Sources close to Sports Direct boss Mike Ashley say he wants to keep the 141-year-old department store open.
However, his property team is still deep in talks with the Danish consortium which owns the Beatties site.
It is understood that difficulties have arisen in discussions over the future of a 35-year lease of the site by the collapsed House of Fraser Ltd.
Twenty three years are left to run on the lease and the site owners face a drop in rent as part of a new deal with Sports Direct.
The Danish consortium set up the initial 35-year lease with House of Fraser Ltd in a sale-and-leaseback deal struck in 2006.
The group paid £47 million for the Victoria Street department store.
House of Fraser Ltd bought Beattes, which also had a store in Dudley, for £69.4m a year before.

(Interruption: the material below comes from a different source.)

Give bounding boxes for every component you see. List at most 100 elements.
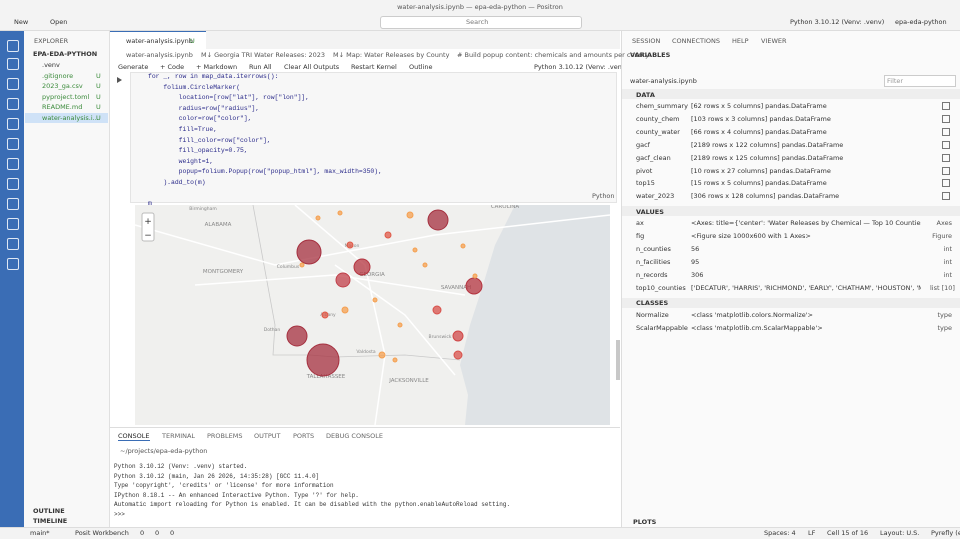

After the site was purchased by the consortium, parts of the building were sold and rented out.
The store's Gadsby's Art Shop was moved inside and its two-storey premises, beside the Townwell Fold passageway, was rented out.
Two large warehouse and storage properties at the rear of the store, in Skinner Street, were also put up for sale.
The Wolverhampton shop was opened in 1887 by James Beattie and became the cornerstone of a 12-strong department store empire.
At its height in the 1980s and 1990s, the Wolverhampton store alone employed more than 800 people.